15 Invoqué par la titulaire à l’appui de son argument selon lequel les produits et services sont dissimilaires et qu’il n’existe donc pas de lien entre les signes.
16Par exemple, dans le cadre de la comparaison des signes, la titulaire s’appuie sur l’arrêt du 11/11/1997, C-251/95, Sabèl, EU:C:1997:528, et affirme que l’appréciation de la similitude des signes doit reposer non seulement sur certains éléments isolés, mais sur l’appréciation globale des deux signes comparés. En ce qui concerne le lien entre les signes, elle cite l’arrêt du 27/11/2008, C-252/07, Intel, EU:C:2008:655, et énumère les facteurs pertinents pour examiner l’existence d’un tel lien.
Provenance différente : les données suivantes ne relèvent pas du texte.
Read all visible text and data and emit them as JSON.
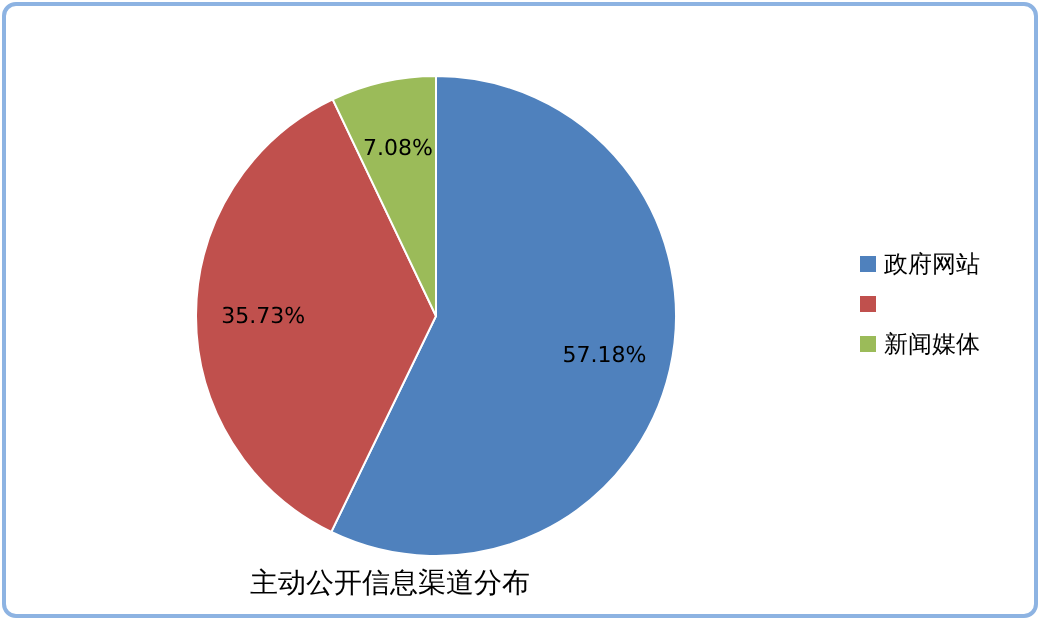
{
  "chart_data": {
    "type": "pie",
    "title": "主动公开信息渠道分布",
    "categories": [
      "政府网站",
      null,
      "新闻媒体"
    ],
    "values": [
      57.18,
      35.73,
      7.08
    ],
    "colors": [
      "#4f81bd",
      "#c0504d",
      "#9bbb59"
    ],
    "value_labels": [
      "57.18%",
      "35.73%",
      "7.08%"
    ],
    "legend": "right"
  }
}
En ce qui concerne l’appréciation du profit indu, elle invoque, notamment, les arrêts du 06/07/2012, T-60/10, Royal Shakespeare, EU:T:2012:348 et du 22/03/2007, T-215/03, Vips, EU:T:2007:93, et fait valoir que le profit indu fait référence au risque que l’image d’une marque renommée ou les caractéristiques qu’elle véhicule soient transférées aux produits et services désignés par la marque contestée et que, par conséquent, la commercialisation de ces produits et services soit facilitée par cette association avec la marque antérieure renommée.
Décision sur la demande d’annulation no C 50 218 Page sur 21 21
Compte tenu de tout ce qui précède, la demande est fondée en vertu de l’article 60, paragraphe 1, point a), du RMUE, lu conjointement avec l’article 8, paragraphe 5, du RMUE. Par conséquent, la marque contestée doit être déclarée nulle pour l’ensemble des produits et services contestés.
Étant donné que la demande est entièrement accueillie au titre de l’article 8, paragraphe 5, du RMUE et sur la base de la marque de l’Union européenne antérieure no 1, il n’est pas nécessaire d’examiner les autres droits antérieurs et le motif restant sur lequel la demande était fondée. En outre, il n’est pas nécessaire d’examiner la revendication de renommée de la demanderesse au regard des autres produits compris dans la classe 30 désignés par la marque de l’Union européenne antérieure no 1 et/ou le reste du public du territoire pertinent. Il n’est pas non plus nécessaire d’apprécier la preuve de l’usage au regard des marques de l’Union européenne antérieures nos 2 et 3, des marques grecques 1 à 5 et de la marque tchèque, étant donné que cet examen ne modifiera pas l’issue de la présente décision.
FRAIS
Conformément à l’article 109, paragraphe 1, du RMUE, la partie perdante dans une procédure d’annulation doit supporter les taxes et frais exposés par l’autre partie.
La titulaire de la marque de l’Union européenne étant la partie perdante, elle doit supporter la taxe d’annulation ainsi que les frais exposés par la demanderesse aux fins de la présente procédure.
Conformément à l’article 109, paragraphe 7, du RMUE et à l’article 18, paragraphe 1, point c) ii), du REMUE, les frais à payer à la demanderesse sont la taxe d’annulation et les frais de représentation, qui sont fixés sur la base du taux maximal qui y est fixé.
De la division d’annulation
Nicole CLARKE Oana-Alina STURZA ANA Muñiz RODRIGUEZ
Conformément à l’article 67 du RMUE, toute partie peut recourir contre cette décision pour autant que cette dernière n’ait pas fait droit à ses prétentions. Conformément à l’article 68 du RMUE, le recours doit être formé par écrit auprès de l’Office dans un délai de deux mois à compter du jour de la notification de la présente décision. L’acte de recours est déposé dans la langue de procédure de la décision attaquée. En outre, un mémoire exposant les motifs du recours doit être déposé par écrit dans un délai de quatre mois à compter de cette date. Le recours n’est considéré comme formé qu’après paiement de la taxe de recours d’un montant de 720 EUR.